Many Libby supporters happy
Libby supporters celebrated the president's decision.
"President Bush did the right thing today in commuting the prison term for Scooter Libby," said House Republican Whip Roy Blunt of Missouri.
"That's fantastic. It's a great relief," said former ambassador Richard Carlson, a fundraiser for Libby's defence fund.
"Scooter Libby did not deserve to go to prison and I'm glad the president had the courage to do this."
A spokeswoman for Cheney said: "The vice-president supports the president's decision."
Other conservatives, however, insisted Libby deserved a full pardon.
In his statement, Bush noted that while Libby was a first-time offender who had years of public service, an argument used by Libby supporters, he must be held accountable for his crimes.
A jury found Libby guilty in March of lying to authorities and obstructing the investigation into the leak of Valerie Plame's identity.
Plame was an active CIA operative, and revealing the identity of such operatives is illegal; however, no one has ever been charged in connection with that act.
She is the wife of Joseph Wilson, a former U.S. diplomat.

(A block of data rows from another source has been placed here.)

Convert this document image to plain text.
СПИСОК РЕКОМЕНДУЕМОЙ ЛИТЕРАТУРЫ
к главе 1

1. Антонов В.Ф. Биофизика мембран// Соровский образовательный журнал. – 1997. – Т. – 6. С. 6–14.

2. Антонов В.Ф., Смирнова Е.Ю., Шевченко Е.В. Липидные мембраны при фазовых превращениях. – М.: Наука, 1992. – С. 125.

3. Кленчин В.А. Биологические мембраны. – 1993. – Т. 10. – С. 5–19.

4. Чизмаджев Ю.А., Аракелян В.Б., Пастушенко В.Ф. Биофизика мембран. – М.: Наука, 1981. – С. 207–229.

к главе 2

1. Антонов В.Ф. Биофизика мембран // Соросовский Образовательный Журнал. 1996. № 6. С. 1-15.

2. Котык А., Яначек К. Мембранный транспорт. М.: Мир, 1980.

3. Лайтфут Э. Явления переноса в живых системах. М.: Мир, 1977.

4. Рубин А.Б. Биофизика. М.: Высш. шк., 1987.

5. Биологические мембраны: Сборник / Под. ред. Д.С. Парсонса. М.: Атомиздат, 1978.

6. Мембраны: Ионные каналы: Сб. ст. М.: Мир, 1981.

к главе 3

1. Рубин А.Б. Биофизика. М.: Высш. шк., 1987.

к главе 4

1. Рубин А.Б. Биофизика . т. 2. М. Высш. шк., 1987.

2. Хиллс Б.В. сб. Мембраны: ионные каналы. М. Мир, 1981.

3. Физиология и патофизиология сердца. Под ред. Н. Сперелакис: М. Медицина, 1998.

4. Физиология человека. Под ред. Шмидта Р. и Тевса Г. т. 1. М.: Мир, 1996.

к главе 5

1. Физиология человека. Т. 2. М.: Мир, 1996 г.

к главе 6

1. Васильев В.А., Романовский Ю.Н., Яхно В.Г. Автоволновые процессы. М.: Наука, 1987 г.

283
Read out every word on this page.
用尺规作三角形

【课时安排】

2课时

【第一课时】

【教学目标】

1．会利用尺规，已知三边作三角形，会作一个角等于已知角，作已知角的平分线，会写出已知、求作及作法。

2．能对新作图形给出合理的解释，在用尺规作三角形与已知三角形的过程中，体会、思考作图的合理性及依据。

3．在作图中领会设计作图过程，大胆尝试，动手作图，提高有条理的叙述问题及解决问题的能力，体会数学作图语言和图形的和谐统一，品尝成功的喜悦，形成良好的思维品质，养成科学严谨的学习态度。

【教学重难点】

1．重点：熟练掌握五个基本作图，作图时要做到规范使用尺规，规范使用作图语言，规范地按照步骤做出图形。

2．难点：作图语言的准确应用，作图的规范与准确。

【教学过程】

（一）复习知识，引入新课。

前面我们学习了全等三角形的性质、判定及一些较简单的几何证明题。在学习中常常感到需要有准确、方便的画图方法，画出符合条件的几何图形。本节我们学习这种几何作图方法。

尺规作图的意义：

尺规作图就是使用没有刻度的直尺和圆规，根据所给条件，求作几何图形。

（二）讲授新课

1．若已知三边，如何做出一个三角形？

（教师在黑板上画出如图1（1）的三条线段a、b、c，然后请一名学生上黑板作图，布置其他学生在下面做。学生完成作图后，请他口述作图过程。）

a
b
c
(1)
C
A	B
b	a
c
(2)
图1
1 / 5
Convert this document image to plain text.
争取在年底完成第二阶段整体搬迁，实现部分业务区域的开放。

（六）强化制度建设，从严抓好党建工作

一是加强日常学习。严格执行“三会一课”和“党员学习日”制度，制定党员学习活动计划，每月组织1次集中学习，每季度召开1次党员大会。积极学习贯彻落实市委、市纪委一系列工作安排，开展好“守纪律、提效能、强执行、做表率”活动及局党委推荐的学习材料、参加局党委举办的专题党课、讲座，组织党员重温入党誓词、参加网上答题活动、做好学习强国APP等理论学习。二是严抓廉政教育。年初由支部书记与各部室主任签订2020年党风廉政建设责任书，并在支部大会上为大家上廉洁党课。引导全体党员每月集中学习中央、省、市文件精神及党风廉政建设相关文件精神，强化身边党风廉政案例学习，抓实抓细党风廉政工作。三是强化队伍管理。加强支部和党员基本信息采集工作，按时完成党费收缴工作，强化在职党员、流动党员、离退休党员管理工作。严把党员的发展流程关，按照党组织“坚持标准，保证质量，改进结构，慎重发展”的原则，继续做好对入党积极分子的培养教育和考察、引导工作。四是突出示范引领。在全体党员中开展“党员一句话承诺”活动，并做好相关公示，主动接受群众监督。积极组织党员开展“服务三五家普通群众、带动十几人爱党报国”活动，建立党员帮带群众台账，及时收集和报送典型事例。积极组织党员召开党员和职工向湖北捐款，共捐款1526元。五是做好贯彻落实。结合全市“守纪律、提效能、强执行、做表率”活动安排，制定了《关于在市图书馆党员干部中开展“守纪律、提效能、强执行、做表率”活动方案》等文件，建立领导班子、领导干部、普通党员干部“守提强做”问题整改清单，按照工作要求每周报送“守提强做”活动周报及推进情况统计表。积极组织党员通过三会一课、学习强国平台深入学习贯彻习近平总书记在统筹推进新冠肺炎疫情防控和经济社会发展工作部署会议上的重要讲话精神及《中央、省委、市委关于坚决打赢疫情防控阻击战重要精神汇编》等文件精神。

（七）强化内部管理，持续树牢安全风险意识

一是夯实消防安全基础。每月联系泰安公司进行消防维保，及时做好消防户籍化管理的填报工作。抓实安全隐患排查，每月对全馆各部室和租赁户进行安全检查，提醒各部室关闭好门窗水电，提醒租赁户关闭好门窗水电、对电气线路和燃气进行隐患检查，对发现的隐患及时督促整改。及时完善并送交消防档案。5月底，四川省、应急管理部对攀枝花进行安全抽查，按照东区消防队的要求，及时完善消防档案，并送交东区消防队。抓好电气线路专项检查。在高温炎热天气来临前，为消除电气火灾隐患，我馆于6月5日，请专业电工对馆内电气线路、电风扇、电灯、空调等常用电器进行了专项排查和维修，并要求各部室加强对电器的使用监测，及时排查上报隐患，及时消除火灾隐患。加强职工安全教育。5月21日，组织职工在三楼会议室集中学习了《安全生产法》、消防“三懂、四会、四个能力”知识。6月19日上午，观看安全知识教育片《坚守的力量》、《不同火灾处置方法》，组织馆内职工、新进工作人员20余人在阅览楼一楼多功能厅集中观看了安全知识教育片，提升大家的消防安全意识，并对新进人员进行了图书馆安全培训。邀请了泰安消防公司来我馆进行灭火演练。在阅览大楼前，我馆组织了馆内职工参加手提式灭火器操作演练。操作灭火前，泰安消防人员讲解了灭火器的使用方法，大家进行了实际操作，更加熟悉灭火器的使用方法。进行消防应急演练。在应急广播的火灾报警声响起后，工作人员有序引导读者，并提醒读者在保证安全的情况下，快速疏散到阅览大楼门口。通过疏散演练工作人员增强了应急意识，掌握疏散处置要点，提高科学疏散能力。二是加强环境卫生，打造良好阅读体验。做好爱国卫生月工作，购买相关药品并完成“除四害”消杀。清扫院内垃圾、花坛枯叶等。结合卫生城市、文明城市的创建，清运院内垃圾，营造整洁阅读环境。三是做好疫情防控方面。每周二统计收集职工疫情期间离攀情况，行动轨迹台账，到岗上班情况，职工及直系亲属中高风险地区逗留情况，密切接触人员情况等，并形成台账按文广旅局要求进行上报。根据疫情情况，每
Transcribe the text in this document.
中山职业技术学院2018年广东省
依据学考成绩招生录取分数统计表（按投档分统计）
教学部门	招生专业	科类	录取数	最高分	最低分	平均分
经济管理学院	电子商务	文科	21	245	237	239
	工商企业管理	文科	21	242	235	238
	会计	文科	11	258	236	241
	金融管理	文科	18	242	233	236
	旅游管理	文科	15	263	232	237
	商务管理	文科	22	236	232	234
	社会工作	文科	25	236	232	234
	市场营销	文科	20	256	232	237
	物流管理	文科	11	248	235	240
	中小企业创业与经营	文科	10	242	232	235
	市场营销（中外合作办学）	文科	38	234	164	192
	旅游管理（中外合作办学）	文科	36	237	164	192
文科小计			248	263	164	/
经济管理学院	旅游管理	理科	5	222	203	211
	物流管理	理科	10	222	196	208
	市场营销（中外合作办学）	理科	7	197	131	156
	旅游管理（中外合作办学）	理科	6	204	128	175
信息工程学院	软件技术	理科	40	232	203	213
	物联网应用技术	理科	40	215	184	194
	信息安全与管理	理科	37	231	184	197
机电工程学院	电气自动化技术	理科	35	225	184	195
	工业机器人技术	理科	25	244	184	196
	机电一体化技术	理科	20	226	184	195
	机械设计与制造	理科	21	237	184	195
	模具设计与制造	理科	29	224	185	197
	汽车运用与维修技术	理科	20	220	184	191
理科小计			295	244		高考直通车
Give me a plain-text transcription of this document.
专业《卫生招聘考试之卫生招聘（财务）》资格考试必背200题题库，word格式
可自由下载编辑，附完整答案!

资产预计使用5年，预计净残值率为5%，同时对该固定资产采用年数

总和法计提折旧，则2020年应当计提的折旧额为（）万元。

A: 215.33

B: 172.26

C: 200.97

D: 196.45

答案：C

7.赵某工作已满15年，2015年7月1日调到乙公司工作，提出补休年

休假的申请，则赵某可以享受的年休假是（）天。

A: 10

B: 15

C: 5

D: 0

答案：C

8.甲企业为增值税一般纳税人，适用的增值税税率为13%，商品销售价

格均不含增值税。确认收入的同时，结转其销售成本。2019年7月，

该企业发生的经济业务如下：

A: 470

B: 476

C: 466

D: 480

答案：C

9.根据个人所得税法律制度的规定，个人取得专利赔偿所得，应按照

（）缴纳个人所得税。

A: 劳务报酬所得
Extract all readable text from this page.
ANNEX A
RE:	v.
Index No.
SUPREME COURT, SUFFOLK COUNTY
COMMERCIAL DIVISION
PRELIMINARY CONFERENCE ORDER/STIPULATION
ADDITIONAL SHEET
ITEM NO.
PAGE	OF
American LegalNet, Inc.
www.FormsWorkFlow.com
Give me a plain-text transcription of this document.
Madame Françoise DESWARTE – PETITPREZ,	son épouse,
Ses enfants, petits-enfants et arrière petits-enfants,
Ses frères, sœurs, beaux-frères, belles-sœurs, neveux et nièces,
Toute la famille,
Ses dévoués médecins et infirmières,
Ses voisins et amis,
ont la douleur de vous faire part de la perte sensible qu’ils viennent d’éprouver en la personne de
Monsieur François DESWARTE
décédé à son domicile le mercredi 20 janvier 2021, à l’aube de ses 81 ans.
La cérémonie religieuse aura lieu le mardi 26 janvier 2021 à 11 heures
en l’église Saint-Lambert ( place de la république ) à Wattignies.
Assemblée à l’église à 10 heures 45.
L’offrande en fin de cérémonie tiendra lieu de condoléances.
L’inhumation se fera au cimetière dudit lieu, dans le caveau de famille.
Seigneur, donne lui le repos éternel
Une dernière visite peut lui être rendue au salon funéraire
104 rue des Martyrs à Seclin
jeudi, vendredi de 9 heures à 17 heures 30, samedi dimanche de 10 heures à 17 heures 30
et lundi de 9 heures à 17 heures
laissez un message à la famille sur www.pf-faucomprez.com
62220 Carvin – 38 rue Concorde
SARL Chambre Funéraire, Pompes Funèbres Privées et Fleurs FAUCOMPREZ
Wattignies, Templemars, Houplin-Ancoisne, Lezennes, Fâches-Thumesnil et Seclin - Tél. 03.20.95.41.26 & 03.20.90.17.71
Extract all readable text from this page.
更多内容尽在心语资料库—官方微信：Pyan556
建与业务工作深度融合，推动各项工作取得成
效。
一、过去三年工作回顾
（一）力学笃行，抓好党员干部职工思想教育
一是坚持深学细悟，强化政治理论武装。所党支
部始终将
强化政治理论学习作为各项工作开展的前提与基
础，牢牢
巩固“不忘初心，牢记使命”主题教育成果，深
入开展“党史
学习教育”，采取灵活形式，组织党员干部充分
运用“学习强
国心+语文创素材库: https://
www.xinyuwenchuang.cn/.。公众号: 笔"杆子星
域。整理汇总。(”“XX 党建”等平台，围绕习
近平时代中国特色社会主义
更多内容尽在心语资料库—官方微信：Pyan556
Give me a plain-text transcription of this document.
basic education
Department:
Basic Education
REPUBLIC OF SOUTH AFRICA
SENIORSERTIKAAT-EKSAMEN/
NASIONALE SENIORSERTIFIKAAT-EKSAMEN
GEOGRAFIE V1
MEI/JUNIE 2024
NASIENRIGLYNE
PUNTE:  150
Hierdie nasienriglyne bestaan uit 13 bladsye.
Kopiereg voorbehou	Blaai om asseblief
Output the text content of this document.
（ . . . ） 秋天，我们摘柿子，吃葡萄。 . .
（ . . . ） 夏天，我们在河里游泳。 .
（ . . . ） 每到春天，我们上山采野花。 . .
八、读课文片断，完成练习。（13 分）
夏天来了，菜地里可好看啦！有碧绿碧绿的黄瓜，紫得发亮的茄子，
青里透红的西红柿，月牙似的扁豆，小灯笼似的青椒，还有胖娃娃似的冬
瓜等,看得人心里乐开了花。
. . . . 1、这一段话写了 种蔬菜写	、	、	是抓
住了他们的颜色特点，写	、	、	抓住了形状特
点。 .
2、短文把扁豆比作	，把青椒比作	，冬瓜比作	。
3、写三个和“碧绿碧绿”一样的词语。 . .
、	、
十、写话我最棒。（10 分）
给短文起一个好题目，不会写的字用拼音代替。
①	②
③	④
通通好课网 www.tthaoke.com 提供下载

In 2002, the CIA asked Wilson to look into an alleged purchase by Iraq of uranium yellowcake from the African country of Niger. Wilson found the claim to be dubious In the run-up to the March 2003 invasion of Iraq, Bush claimed in his Jan. 28, 2003 State of the Union speech that the Iraqi government of dictator Saddam Hussein had sought uranium.
Wilson attacked what he saw as the Bush administration's twisting of intelligence in a July 6, 2003 newspaper commentary. Syndicated newspaper columnist Robert Novak then revealed the information about Plame.
Libby is the highest-ranking White House official ordered to prison since the Iran-Contra affair of the 1980s.
The federal prosecutor in Libby's case is Patrick Fitzgerald. His office is handling the current prosecution of Canadian-born media tycoon Conrad Black. A jury is deliberating that case in Chicago.
Fitzgerald issued a statement saying: "An experienced federal judge considered extensive argument from the parties and then imposed a sentence consistent with the applicable laws. It is fundamental to the rule of law that all citizens stand before the bar of justice as equals."